1. — L'importance des logements destinés à ceux qui quittent temporairement leur maison a été reconnue de tous temps et a donné origine aux diverses formes de l'activité hôtelière de passage, de séjour, de saison et de résidence : depuis les formes primitives qui négligeaient souvent l'hygiène et même, parfois, la morale, jusqu'aux formes plus élevées, spécialement monastiques et episcopales, et aux modernes dues au progrès général et, spécialement, à la multiplication et au perfectionnement des transports ; en effet, l'hôtel est pour ainsi dire un dérivé de ceux-ci, parce qu'il est choisi comme maison provisoire par ceux qui voyagent dans des buts culturels, proies sionnels et religieux.

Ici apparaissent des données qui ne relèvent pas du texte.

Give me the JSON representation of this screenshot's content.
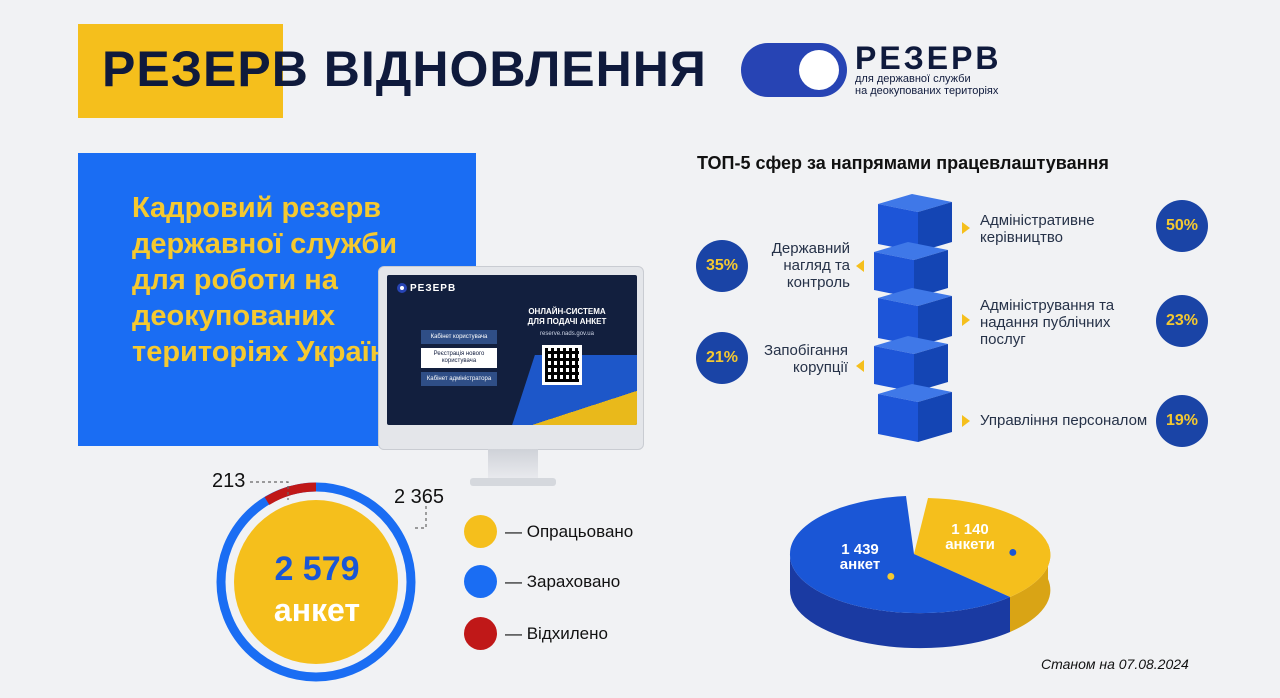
{
  "header": {
    "title": "РЕЗЕРВ ВІДНОВЛЕННЯ",
    "logo_word": "РЕЗЕРВ",
    "logo_subtitle_line1": "для державної служби",
    "logo_subtitle_line2": "на деокупованих територіях"
  },
  "panel": {
    "text": "Кадровий резерв державної служби для роботи на деокупованих територіях України"
  },
  "monitor": {
    "logo": "РЕЗЕРВ",
    "buttons": [
      "Кабінет користувача",
      "Реєстрація нового користувача",
      "Кабінет адміністратора"
    ],
    "heading_line1": "ОНЛАЙН-СИСТЕМА",
    "heading_line2": "ДЛЯ ПОДАЧІ АНКЕТ",
    "url": "reserve.nads.gov.ua"
  },
  "applications": {
    "total_number": "2 579",
    "total_unit": "анкет",
    "rejected_label": "213",
    "enrolled_label": "2 365",
    "legend": [
      {
        "label": "— Опрацьовано",
        "color": "#f5bf1c"
      },
      {
        "label": "— Зараховано",
        "color": "#1a6df3"
      },
      {
        "label": "— Відхилено",
        "color": "#c01818"
      }
    ]
  },
  "top5": {
    "title": "ТОП-5 сфер за напрямами працевлаштування",
    "items": [
      {
        "label_line1": "Адміністративне",
        "label_line2": "керівництво",
        "label_line3": "",
        "percent": "50%"
      },
      {
        "label_line1": "Державний",
        "label_line2": "нагляд та",
        "label_line3": "контроль",
        "percent": "35%"
      },
      {
        "label_line1": "Адміністрування та",
        "label_line2": "надання публічних",
        "label_line3": "послуг",
        "percent": "23%"
      },
      {
        "label_line1": "Запобігання",
        "label_line2": "корупції",
        "label_line3": "",
        "percent": "21%"
      },
      {
        "label_line1": "Управління персоналом",
        "label_line2": "",
        "label_line3": "",
        "percent": "19%"
      }
    ]
  },
  "gender_pie": {
    "men_value": "1 439",
    "men_unit": "анкет",
    "women_value": "1 140",
    "women_unit": "анкети",
    "colors": {
      "men": "#1a56d6",
      "women": "#f5bf1c"
    }
  },
  "footer": {
    "date": "Станом на 07.08.2024"
  }
}
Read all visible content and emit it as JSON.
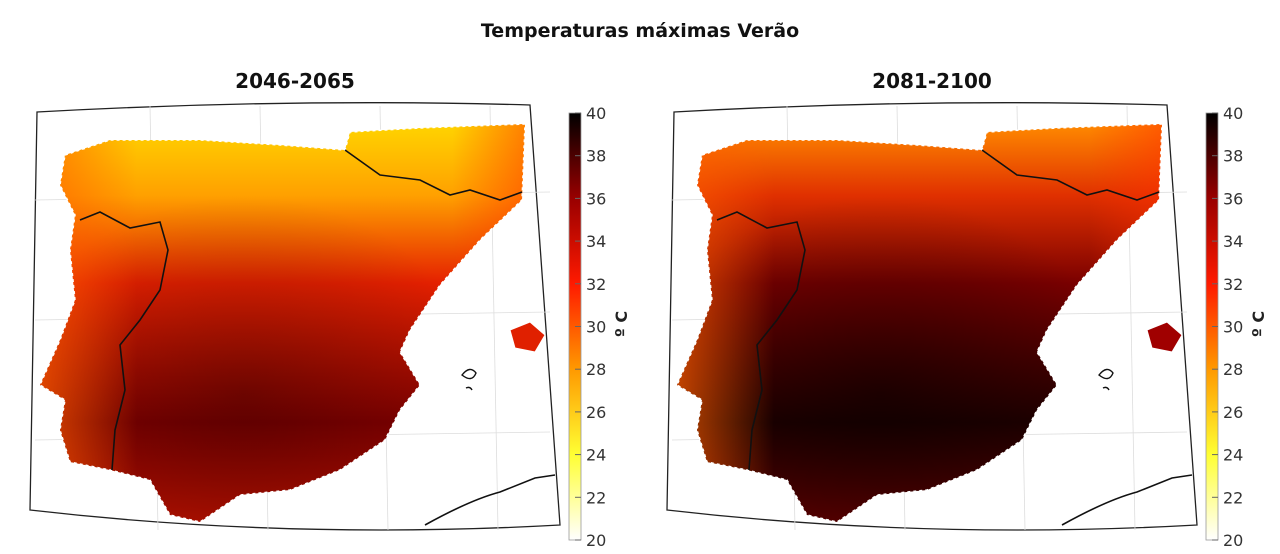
{
  "figure": {
    "title": "Temperaturas máximas Verão"
  },
  "chart_data": {
    "type": "heatmap",
    "title": "Temperaturas máximas Verão",
    "panels": [
      {
        "subtitle": "2046-2065",
        "intensity": 0.6
      },
      {
        "subtitle": "2081-2100",
        "intensity": 1.0
      }
    ],
    "colorbar": {
      "label": "º C",
      "range": [
        20,
        40
      ],
      "ticks": [
        "20",
        "22",
        "24",
        "26",
        "28",
        "30",
        "32",
        "34",
        "36",
        "38",
        "40"
      ],
      "colormap": [
        "#ffffff",
        "#ffff33",
        "#ff9900",
        "#ff1a00",
        "#990000",
        "#000000"
      ]
    },
    "grid": true
  }
}
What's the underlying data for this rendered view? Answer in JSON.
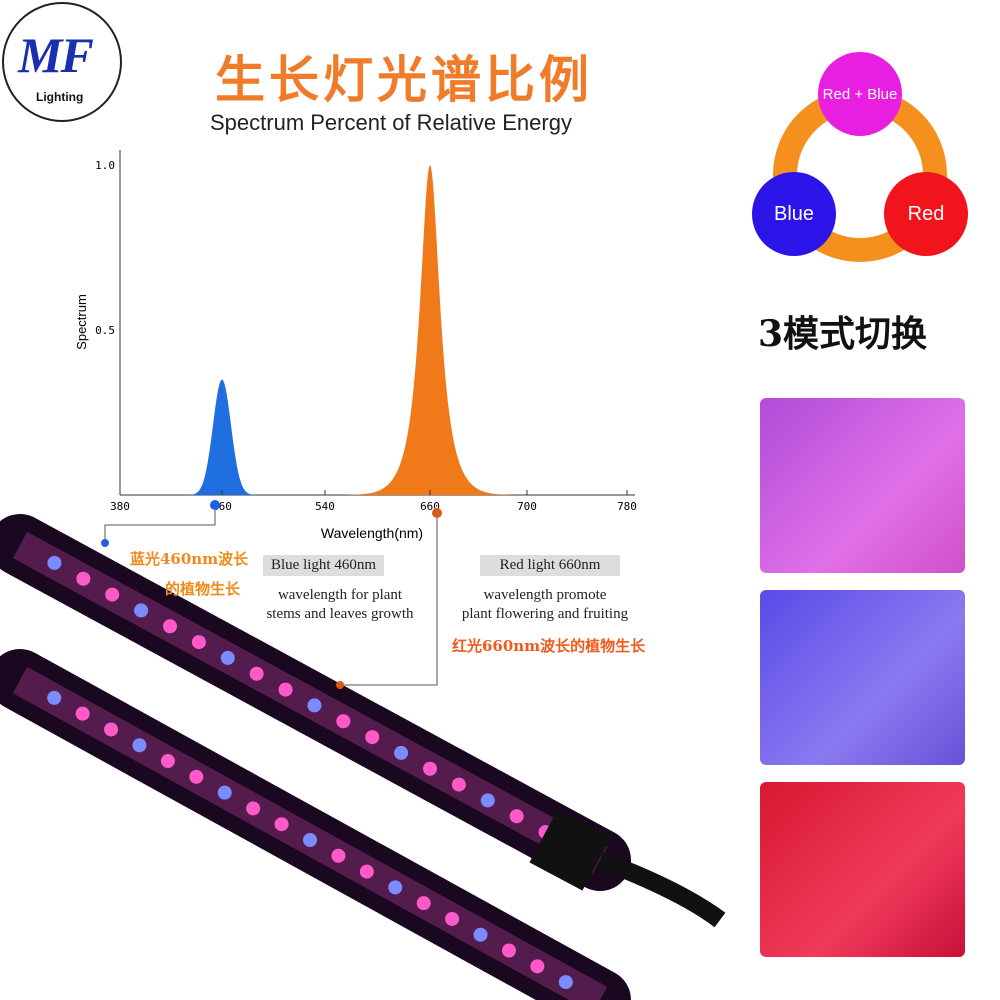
{
  "logo": {
    "letters": "MF",
    "sub": "Lighting"
  },
  "title": "生长灯光谱比例",
  "subtitle": "Spectrum  Percent of Relative Energy",
  "chart_data": {
    "type": "area",
    "title": "",
    "xlabel": "Wavelength(nm)",
    "ylabel": "Spectrum",
    "x_ticks": [
      "380",
      "460",
      "540",
      "660",
      "700",
      "780"
    ],
    "y_ticks": [
      "0.5",
      "1.0"
    ],
    "ylim": [
      0,
      1.0
    ],
    "grid": false,
    "series": [
      {
        "peak_wavelength": 460,
        "peak_value": 0.35,
        "color": "#1f6fe0"
      },
      {
        "peak_wavelength": 660,
        "peak_value": 1.0,
        "color": "#f07a1a"
      }
    ]
  },
  "annotations": {
    "blue_cn_1": "蓝光460nm波长",
    "blue_cn_2": "的植物生长",
    "blue_title": "Blue light 460nm",
    "blue_desc_1": "wavelength for plant",
    "blue_desc_2": "stems  and  leaves growth",
    "red_title": "Red light 660nm",
    "red_desc_1": "wavelength promote",
    "red_desc_2": "plant flowering and fruiting",
    "red_cn": "红光660nm波长的植物生长"
  },
  "cycle": {
    "top": "Red + Blue",
    "left": "Blue",
    "right": "Red",
    "colors": {
      "top": "#e81ee0",
      "left": "#2a14e8",
      "right": "#f2141c",
      "arrows": "#f5901e"
    }
  },
  "modes_label": "3模式切换"
}
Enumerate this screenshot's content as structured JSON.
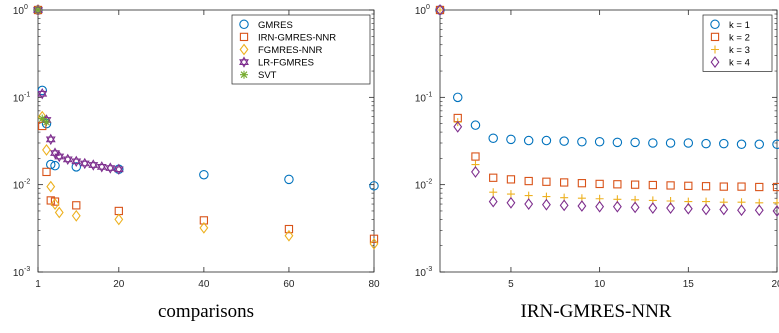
{
  "captions": [
    "comparisons",
    "IRN-GMRES-NNR"
  ],
  "chart_data": [
    {
      "type": "scatter",
      "caption": "comparisons",
      "xlabel": "",
      "ylabel": "",
      "xlim": [
        1,
        80
      ],
      "ylim": [
        0.001,
        1
      ],
      "yscale": "log",
      "xticks": [
        1,
        20,
        40,
        60,
        80
      ],
      "xtick_labels": [
        "1",
        "20",
        "40",
        "60",
        "80"
      ],
      "yticks": [
        0.001,
        0.01,
        0.1,
        1
      ],
      "ytick_labels": [
        "10",
        "10",
        "10",
        "10"
      ],
      "ytick_exponents": [
        "-3",
        "-2",
        "-1",
        "0"
      ],
      "grid": false,
      "legend_position": "top-right",
      "series": [
        {
          "name": "GMRES",
          "marker": "circle",
          "color": "#0072BD",
          "x": [
            1,
            2,
            3,
            4,
            5,
            10,
            20,
            40,
            60,
            80
          ],
          "y": [
            1,
            0.12,
            0.05,
            0.017,
            0.0165,
            0.016,
            0.015,
            0.013,
            0.0115,
            0.0097
          ]
        },
        {
          "name": "IRN-GMRES-NNR",
          "marker": "square",
          "color": "#D95319",
          "x": [
            1,
            2,
            3,
            4,
            5,
            10,
            20,
            40,
            60,
            80
          ],
          "y": [
            1,
            0.047,
            0.014,
            0.0066,
            0.0064,
            0.0058,
            0.005,
            0.0039,
            0.0031,
            0.0024
          ]
        },
        {
          "name": "FGMRES-NNR",
          "marker": "diamond",
          "color": "#EDB120",
          "x": [
            1,
            2,
            3,
            4,
            5,
            6,
            10,
            20,
            40,
            60,
            80
          ],
          "y": [
            1,
            0.06,
            0.025,
            0.0095,
            0.006,
            0.0048,
            0.0044,
            0.004,
            0.0032,
            0.0026,
            0.0021
          ]
        },
        {
          "name": "LR-FGMRES",
          "marker": "hexagram",
          "color": "#7E2F8E",
          "x": [
            1,
            2,
            3,
            4,
            5,
            6,
            8,
            10,
            12,
            14,
            16,
            18,
            20
          ],
          "y": [
            1,
            0.11,
            0.055,
            0.033,
            0.023,
            0.021,
            0.0195,
            0.0185,
            0.0175,
            0.0168,
            0.016,
            0.0155,
            0.015
          ]
        },
        {
          "name": "SVT",
          "marker": "asterisk",
          "color": "#77AC30",
          "x": [
            1,
            2,
            3
          ],
          "y": [
            1,
            0.057,
            0.052
          ]
        }
      ]
    },
    {
      "type": "scatter",
      "caption": "IRN-GMRES-NNR",
      "xlabel": "",
      "ylabel": "",
      "xlim": [
        1,
        20
      ],
      "ylim": [
        0.001,
        1
      ],
      "yscale": "log",
      "xticks": [
        5,
        10,
        15,
        20
      ],
      "xtick_labels": [
        "5",
        "10",
        "15",
        "20"
      ],
      "yticks": [
        0.001,
        0.01,
        0.1,
        1
      ],
      "ytick_labels": [
        "10",
        "10",
        "10",
        "10"
      ],
      "ytick_exponents": [
        "-3",
        "-2",
        "-1",
        "0"
      ],
      "grid": false,
      "legend_position": "top-right",
      "series": [
        {
          "name": "k = 1",
          "marker": "circle",
          "color": "#0072BD",
          "x": [
            1,
            2,
            3,
            4,
            5,
            6,
            7,
            8,
            9,
            10,
            11,
            12,
            13,
            14,
            15,
            16,
            17,
            18,
            19,
            20
          ],
          "y": [
            1,
            0.1,
            0.048,
            0.034,
            0.033,
            0.032,
            0.032,
            0.0315,
            0.031,
            0.031,
            0.0305,
            0.0305,
            0.03,
            0.03,
            0.03,
            0.0295,
            0.0295,
            0.029,
            0.029,
            0.029
          ]
        },
        {
          "name": "k = 2",
          "marker": "square",
          "color": "#D95319",
          "x": [
            1,
            2,
            3,
            4,
            5,
            6,
            7,
            8,
            9,
            10,
            11,
            12,
            13,
            14,
            15,
            16,
            17,
            18,
            19,
            20
          ],
          "y": [
            1,
            0.058,
            0.021,
            0.012,
            0.0115,
            0.011,
            0.0108,
            0.0106,
            0.0104,
            0.0102,
            0.0101,
            0.01,
            0.0099,
            0.0098,
            0.0097,
            0.0096,
            0.0095,
            0.0095,
            0.0094,
            0.0094
          ]
        },
        {
          "name": "k = 3",
          "marker": "plus",
          "color": "#EDB120",
          "x": [
            1,
            2,
            3,
            4,
            5,
            6,
            7,
            8,
            9,
            10,
            11,
            12,
            13,
            14,
            15,
            16,
            17,
            18,
            19,
            20
          ],
          "y": [
            1,
            0.052,
            0.017,
            0.0082,
            0.0078,
            0.0075,
            0.0073,
            0.0071,
            0.007,
            0.0069,
            0.0068,
            0.0067,
            0.0066,
            0.0065,
            0.0064,
            0.0064,
            0.0063,
            0.0063,
            0.0062,
            0.0062
          ]
        },
        {
          "name": "k = 4",
          "marker": "diamond",
          "color": "#7E2F8E",
          "x": [
            1,
            2,
            3,
            4,
            5,
            6,
            7,
            8,
            9,
            10,
            11,
            12,
            13,
            14,
            15,
            16,
            17,
            18,
            19,
            20
          ],
          "y": [
            1,
            0.046,
            0.014,
            0.0064,
            0.0062,
            0.006,
            0.0059,
            0.0058,
            0.0057,
            0.0056,
            0.0056,
            0.0055,
            0.0054,
            0.0054,
            0.0053,
            0.0052,
            0.0052,
            0.0051,
            0.0051,
            0.005
          ]
        }
      ]
    }
  ]
}
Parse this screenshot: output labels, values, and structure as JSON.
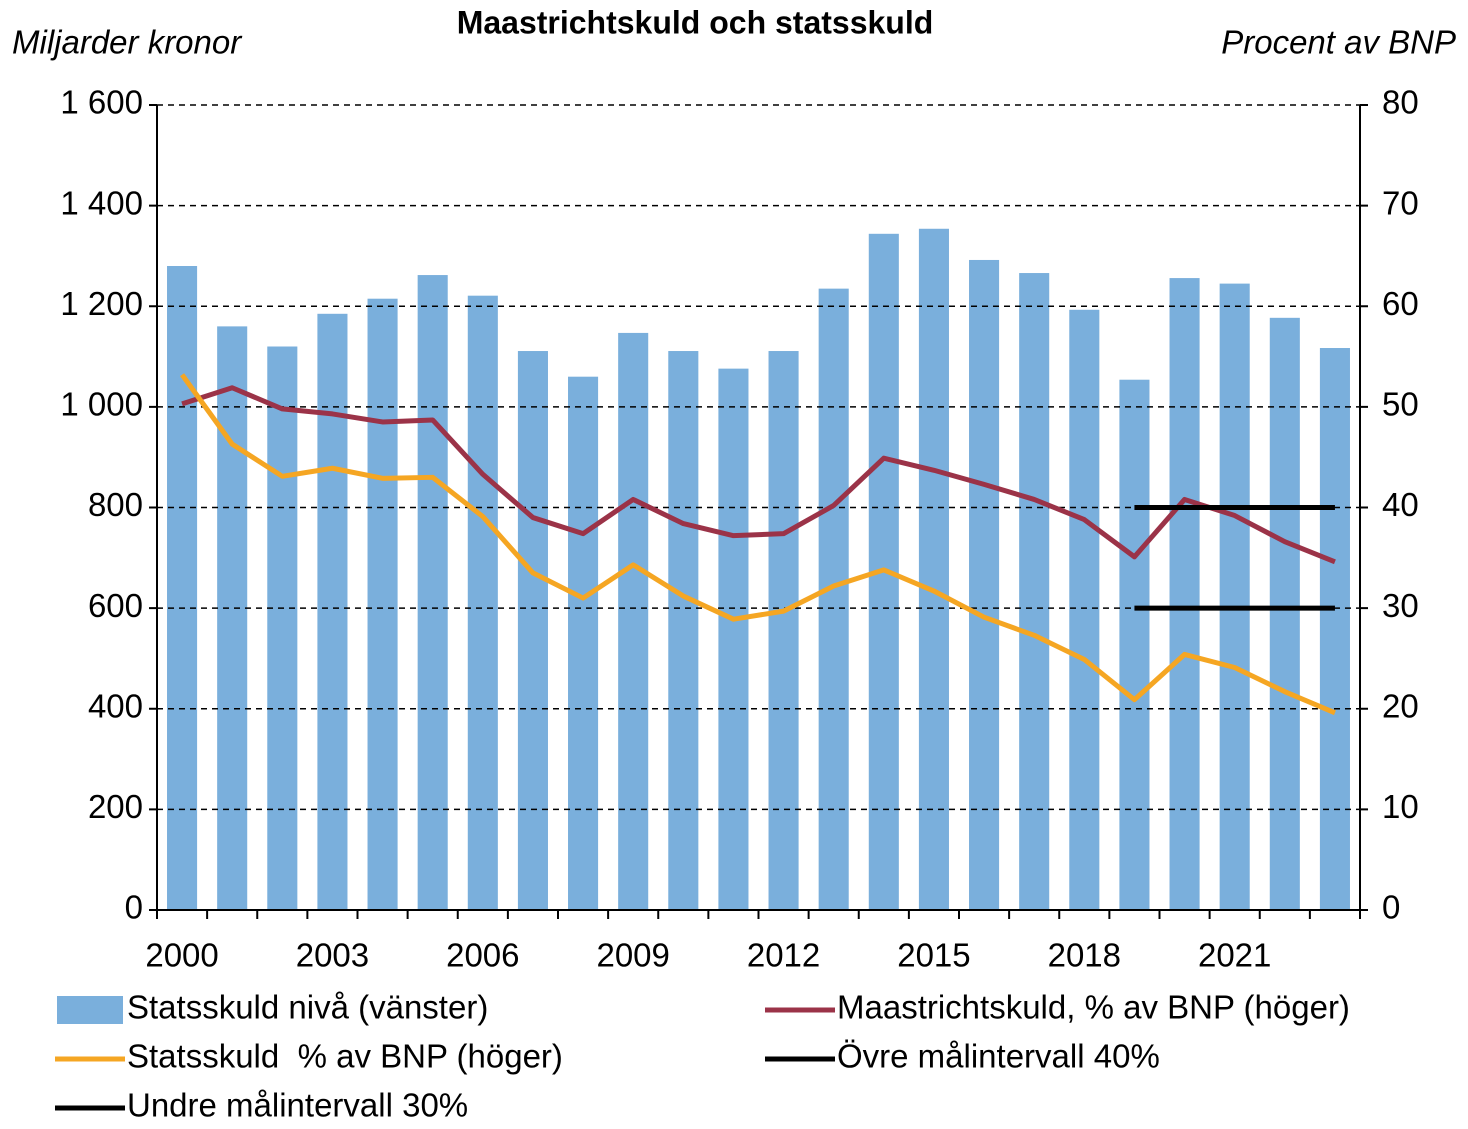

2. — L'activité hôtelière — en raison des exigences multiples et de plus en plus raffinées des clients — s'est transformée en une véritable industrie, comportant en conséquence une extraordinaire variété de problèmes et la complexité des nombreux services. Donc' une grande préparation technique et une conscience professionnelle peu commune sont exigées chez ceux qui sont affectés à la réception des hôtes, à la caisse, au service de la table, à l'économat. Mais il n'est pas douteux que votre charge est parmi les plus délicates.



Le Saint-Père indique les qualités essentielles des portiers d'hôtels.: être présents, vigilants, serviables, courtois.

Vous êtes les premiers à accueillir le client et les derniers à le saluer ; vous êtes donc, durant son séjour à l'hôtel, le moyen ordinaire de contact entre l'hôte et le monde extérieur.

Supposant la capacité technique effective — indispensable dans toute profession et dans tout métier — on vous demande en particulier d'être présents : vous ne pouvez abandonner votre poste, sinon pour raisons sérieuses, et pour quelques instants, qu'en vous assurant que d'autres vous remplacent convenablement durant votre absence.

Vous devez en outre être vigilants : le client entre à l'hôtel et se confie pratiquement à des étrangers. Afin qu'il y ait pour lui et pour ses affaires la sécurité nécessaire, il est indispensable que vous ne soyez pas distraits par des lectures, par des conversations inutiles ou nuisibles. Vous devez observer ceux qui entrent et qui sortent temporairement ou définitivement ; vous devez vous assurer qu'aucun hôte ne soit accueilli s'il n'est pas en règle avec les lois.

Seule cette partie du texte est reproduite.